Many staff working within the Australian Securities and Investments Commission (ASIC) lack the necessary expertise to deal with accountants and other seeking assistance, according to major accounting body, Chartered Accountants ANZ (CA ANZ).
As well, the accounting body has suggested that the absence of key data has made ASIC’s registers no longer fit for purpose.
The accounting body has told ASIC its members consistently provide feedback expressing frustration that, when dealing with ASIC staff, many lack expertise in the area in which they are seek assistance.
“For example, processing of registered company auditor applications and auditor resignation applications. Our members have found a lack of awareness by ASIC staff of the alternate competency framework that can be relied on when applying to become a registered company auditor,” CA-ANZ said in response to ASIC’s regulatory simplification consultation.
“Contact centre staff must be at least as informed, if not more so, than the callers they are engaged to assist. Consideration could be given to developing topic specialists that contact centre staff can refer to and, as necessary, escalate complex issues to.
“While sophisticated electronic systems can improve user experience, it is important to maintain human contact points with appropriate expertise and authority to resolve issues efficiently,” CA-ANZ said.
It also questioned whether ASIC’s registers remained fit for purpose.

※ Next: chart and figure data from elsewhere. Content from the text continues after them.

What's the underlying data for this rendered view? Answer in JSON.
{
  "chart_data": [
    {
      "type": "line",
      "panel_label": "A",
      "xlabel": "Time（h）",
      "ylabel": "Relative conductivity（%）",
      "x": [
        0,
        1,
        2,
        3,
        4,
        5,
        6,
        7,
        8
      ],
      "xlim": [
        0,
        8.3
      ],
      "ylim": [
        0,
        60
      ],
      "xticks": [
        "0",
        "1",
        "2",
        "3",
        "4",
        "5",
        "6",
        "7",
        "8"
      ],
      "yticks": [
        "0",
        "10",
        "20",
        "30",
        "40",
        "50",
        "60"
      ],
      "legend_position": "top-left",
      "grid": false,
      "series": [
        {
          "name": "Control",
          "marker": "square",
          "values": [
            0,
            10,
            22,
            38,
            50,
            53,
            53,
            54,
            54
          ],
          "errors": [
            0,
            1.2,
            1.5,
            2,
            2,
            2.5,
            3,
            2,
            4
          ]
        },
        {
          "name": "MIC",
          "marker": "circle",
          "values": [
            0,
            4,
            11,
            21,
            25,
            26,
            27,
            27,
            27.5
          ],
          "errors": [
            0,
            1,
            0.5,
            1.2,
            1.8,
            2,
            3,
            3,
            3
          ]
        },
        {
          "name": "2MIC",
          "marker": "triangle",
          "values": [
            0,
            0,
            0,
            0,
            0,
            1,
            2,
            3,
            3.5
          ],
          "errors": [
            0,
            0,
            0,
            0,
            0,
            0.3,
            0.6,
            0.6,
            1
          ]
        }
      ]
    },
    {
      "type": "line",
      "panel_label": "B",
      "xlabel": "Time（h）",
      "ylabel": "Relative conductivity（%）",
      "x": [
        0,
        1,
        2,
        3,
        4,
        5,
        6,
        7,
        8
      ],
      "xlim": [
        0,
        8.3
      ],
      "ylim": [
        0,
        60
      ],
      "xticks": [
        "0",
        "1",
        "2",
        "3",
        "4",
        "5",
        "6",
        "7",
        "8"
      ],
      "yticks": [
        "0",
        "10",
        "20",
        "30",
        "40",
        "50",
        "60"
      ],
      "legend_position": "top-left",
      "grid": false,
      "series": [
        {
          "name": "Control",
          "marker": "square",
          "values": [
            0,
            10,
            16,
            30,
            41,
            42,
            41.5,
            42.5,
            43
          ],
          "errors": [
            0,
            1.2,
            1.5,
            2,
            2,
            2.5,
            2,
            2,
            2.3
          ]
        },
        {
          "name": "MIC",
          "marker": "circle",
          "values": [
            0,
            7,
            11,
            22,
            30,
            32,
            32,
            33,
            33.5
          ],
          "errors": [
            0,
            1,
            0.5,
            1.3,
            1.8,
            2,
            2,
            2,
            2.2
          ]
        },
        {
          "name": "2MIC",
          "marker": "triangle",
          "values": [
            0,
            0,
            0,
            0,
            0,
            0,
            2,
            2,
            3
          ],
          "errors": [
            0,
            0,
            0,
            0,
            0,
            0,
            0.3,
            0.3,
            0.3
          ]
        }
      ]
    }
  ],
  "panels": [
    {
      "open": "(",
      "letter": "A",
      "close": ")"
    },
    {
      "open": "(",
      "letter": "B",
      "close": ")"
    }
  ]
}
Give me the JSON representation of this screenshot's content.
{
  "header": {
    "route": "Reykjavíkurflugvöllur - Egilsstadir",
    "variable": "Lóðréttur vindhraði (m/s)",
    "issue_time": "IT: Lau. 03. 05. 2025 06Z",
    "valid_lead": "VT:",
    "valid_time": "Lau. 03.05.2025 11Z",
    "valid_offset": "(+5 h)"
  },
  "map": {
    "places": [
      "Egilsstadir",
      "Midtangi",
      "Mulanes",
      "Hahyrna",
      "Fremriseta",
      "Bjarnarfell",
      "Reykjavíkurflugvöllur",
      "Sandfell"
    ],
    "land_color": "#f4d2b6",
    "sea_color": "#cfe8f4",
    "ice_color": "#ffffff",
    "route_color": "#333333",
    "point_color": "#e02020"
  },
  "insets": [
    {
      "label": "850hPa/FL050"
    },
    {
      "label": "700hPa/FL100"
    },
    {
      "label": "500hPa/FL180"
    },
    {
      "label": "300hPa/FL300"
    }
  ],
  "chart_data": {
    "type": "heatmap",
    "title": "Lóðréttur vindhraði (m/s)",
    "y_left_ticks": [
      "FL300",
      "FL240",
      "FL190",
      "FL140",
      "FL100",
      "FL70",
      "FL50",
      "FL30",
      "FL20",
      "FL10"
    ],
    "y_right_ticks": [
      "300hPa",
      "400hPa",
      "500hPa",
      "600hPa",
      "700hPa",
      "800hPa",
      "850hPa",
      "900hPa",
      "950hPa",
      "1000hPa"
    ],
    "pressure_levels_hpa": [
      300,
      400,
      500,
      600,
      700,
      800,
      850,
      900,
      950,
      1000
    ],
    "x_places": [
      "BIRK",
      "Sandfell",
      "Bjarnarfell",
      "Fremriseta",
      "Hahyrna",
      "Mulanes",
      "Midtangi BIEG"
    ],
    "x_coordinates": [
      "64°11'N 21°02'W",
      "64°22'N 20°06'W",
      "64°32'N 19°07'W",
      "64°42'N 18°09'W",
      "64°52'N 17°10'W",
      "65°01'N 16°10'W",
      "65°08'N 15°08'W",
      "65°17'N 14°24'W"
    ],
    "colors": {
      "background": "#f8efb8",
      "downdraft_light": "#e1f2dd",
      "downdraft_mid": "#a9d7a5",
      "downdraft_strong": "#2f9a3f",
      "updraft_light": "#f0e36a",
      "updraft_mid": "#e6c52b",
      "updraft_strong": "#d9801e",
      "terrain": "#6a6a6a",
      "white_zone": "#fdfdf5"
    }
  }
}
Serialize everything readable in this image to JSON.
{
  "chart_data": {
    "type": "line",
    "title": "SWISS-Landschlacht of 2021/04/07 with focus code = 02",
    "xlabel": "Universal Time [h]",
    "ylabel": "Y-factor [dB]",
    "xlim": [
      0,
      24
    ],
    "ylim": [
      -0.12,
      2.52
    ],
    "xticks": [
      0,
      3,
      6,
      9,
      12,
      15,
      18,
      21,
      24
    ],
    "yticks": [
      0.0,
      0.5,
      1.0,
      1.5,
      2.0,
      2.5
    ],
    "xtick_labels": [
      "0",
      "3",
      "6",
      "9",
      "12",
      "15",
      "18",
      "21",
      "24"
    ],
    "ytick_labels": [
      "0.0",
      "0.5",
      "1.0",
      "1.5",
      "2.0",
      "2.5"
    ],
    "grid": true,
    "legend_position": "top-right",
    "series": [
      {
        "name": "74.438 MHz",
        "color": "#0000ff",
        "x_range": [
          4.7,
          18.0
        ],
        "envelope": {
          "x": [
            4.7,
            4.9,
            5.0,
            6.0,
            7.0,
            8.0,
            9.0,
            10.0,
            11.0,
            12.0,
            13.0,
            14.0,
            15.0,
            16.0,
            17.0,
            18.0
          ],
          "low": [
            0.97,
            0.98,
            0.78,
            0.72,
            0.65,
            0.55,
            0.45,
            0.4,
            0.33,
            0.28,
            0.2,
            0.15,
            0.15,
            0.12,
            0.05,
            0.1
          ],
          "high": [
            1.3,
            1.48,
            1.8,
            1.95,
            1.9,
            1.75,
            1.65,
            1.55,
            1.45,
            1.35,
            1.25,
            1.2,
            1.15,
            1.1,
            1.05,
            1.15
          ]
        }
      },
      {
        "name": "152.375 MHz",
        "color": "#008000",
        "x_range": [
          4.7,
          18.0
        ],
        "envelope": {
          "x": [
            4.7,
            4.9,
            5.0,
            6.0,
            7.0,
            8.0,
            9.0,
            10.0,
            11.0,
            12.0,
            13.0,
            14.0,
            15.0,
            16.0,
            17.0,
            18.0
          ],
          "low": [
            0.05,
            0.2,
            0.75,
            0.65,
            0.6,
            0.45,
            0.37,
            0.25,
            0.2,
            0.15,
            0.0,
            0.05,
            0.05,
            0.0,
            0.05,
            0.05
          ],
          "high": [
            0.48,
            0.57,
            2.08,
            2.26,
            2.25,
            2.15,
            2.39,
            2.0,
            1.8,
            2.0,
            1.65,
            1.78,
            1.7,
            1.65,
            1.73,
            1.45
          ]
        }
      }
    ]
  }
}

“Unfortunately, key data is currently held by different government agencies and there is a cost to access some information, which we consider results in ASIC registers no longer being fit-for-purpose,” the accounting body said.
“Data provided by ASIC’s regulated population should be accessible free-of-charge to all citizens engaging with those regulated parties,” it said.
“As users of ASIC’s Professional registers, the consistent feedback we receive from our members, and our own experience, is that they are not useful. Requiring a person to already know what they are looking before searching significantly limits the usefulness of these registers.
“For example, while you can search for an individual auditor, it is difficult for firms and professional bodies to use the registry to gain information about the wider Registered Company Auditor (RCA) population to use in their quality assessment processes.
“Equally, for a citizen looking for an auditor nearby, they would first have to use other tools, such as google, to locate nearby auditors then come back to ASIC’s professional register to confirm if those found and claiming to be an RCA are registered,” the CA-ANZ submission said.









Not only is ASIC an incompetent regulator they can’t even manage a register.
Time to Hoover up this cess pit.
Many staff working within the Australian Securities and Investments Commission (ASIC) lack the necessary expertise to deal with accountants and other seeking assistance.
And accounting bodies said same thing last week about ATO staff.
And the same problem exists trying to deal with Centrelink staff.
I’ve also found them incompetant in areas not just auditing registrations. For example, if you rang them up and said you’re an Adviser for 20 plus years and you say First Guardian is a real stinker, and the SOA you just read just smelly…, after they laugh at you and tell you to go away…you’d spend 5 hours self reporting on a website that crashed, and 3 months later they’d audit you, find a spelling mistake in a Fee Disclosure Document from 2018 and yep here we are.